Half of all States require all adults in a vehicle to wear safety belts and in all States children must be in restraints. Not too long ago Indiana also expanded its safety belt law to cover rear-seat occupants. SeatbeltEven though Indiana law requires adults and children to wear safety belts, evidence of the failure to use a seatbelt is inadmissible in a lawsuit for injuries in an auto collision for the reason that the lack of a seatbelt does not constitute a “proximate cause” of the injuries sustained in the car crash.

Indiana has an active Statute that requires motor vehicle occupants to wear seatbelts. The statute states the following:

Each occupant of a motor vehicle equipped with a safety belt that: (1) meets the standards stated in the Federal Motor Vehicle Safety Standard Number 208 (49 CFR 571.208); and (2) is standard equipment installed by the manufacturer; shall have a safety belt properly fastened about the occupant’s body at all times when the vehicle is in forward motion.

Ind. Code Ann. § 9-19-10-2 (West). Another portion of Statute, IC 9-19-10-7, expressly forbids evidence of the failure to wear a seatbelt for the purpose of demonstrating fault or for the purpose of showing failure to mitigate the person’s damage.
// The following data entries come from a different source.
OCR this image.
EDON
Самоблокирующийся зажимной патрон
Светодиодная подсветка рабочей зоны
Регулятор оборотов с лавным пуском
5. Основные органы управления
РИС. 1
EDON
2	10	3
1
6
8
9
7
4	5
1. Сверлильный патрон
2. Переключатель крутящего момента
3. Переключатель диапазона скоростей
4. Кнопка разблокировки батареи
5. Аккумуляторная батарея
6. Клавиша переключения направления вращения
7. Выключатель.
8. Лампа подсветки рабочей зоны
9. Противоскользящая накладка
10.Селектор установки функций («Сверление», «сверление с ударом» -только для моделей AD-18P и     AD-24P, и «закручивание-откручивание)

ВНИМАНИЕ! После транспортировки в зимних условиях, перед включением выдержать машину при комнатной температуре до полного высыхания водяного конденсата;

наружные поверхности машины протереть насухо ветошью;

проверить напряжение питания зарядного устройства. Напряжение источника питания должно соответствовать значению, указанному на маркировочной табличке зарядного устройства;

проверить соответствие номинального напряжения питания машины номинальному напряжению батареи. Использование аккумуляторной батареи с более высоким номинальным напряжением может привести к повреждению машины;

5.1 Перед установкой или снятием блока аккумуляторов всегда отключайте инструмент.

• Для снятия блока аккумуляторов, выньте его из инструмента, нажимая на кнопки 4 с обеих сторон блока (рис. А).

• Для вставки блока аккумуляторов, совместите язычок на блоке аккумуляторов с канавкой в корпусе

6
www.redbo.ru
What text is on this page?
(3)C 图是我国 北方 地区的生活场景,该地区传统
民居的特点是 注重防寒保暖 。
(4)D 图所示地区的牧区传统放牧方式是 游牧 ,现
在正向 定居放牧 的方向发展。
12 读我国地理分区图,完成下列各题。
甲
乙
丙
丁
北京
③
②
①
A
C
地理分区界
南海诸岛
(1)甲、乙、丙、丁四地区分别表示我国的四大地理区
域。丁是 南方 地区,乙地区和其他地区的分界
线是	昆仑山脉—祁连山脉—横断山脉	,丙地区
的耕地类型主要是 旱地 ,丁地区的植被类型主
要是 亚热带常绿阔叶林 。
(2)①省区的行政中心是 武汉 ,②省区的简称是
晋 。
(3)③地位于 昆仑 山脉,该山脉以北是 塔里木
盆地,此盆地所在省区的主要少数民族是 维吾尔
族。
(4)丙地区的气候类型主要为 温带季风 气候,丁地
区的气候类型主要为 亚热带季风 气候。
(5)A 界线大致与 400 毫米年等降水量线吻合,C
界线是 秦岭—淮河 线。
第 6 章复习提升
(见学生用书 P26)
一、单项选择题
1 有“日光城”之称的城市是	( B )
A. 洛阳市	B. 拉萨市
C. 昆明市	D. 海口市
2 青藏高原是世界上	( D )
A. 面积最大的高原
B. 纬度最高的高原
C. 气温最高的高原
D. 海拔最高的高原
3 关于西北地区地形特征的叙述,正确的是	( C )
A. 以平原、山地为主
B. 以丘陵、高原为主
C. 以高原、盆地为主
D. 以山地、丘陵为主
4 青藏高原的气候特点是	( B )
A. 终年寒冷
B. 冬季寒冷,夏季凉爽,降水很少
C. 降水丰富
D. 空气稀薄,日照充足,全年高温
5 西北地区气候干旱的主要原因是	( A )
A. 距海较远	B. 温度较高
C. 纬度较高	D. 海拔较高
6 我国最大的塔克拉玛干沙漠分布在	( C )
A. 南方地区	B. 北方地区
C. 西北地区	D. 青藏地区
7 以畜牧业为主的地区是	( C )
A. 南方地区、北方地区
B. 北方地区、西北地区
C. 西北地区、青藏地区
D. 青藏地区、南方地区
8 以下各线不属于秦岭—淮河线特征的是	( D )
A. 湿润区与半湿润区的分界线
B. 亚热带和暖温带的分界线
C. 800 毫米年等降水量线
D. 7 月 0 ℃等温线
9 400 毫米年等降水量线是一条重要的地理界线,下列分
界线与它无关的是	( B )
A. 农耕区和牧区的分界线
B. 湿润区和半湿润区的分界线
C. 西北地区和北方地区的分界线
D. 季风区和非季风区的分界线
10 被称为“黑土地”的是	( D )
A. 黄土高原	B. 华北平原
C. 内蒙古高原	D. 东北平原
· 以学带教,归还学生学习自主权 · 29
It should be noted that Indiana case law has excluded several vehicles from this statute. “The term ‘vehicle,’ as used in the seat belt enforcement statute … is a ‘passenger motor vehicle,’ and does not include trucks, tractors, and recreational vehicles, but does include sport utility vehicles (SUVs). State v. Price, App.2000, 724 N.E.2d 670.

In the 1999 case of Hopper v. Carey, 716 N.E.2d 566 (1999), the Indiana Court of Appeals carefully analyzed the seatbelt defense in the State of Indiana. That case involved the driver of a fire truck and his son brought against another motorist and a company which had paved the road. The company wished to bring in evidence that the driver and his son were not wearing seatbelts. The Court held: (1) [a] seatbelt defense is not admissible to demonstrate fault under the common law defense of contributory negligence or the Comparative Fault Act, and (2) defense of incurred risk [by the driver] is likewise unavailable unless the defendant has actual knowledge of a specific risk, which means more than a general awareness that a future accident is possible. Hopper v. Carey, 716 N.E.2d 566 (Ind. Ct. App. 1999). One unique situation came in in the case of Burge v. Teter. That court held that evidence that motorist’s children were not restrained in a child restraint system at time of accident could not be used to prove contributory fault and therefore, could not be used to mitigate damages. Burge v. Teter, 808 N.E.2d 124 (Ind. Ct. App. 2004). On the other hand, the Indiana Supreme Court spoke to the issue of not wearing a seatbelt as “misuse of a vehicle” in the products liability case of Morgen v. Ford Motor Co. The court claimed that “When a manufacturer does not reasonably expect it, a plaintiff’s failure to use available safety devices can constitute misuse in a crashworthiness case.” Morgen v. Ford Motor Co., 797 N.E.2d 1146, 1149 (Ind. 2003). Therefore not wearing a seatbelt can be brought up under certain specific circumstances.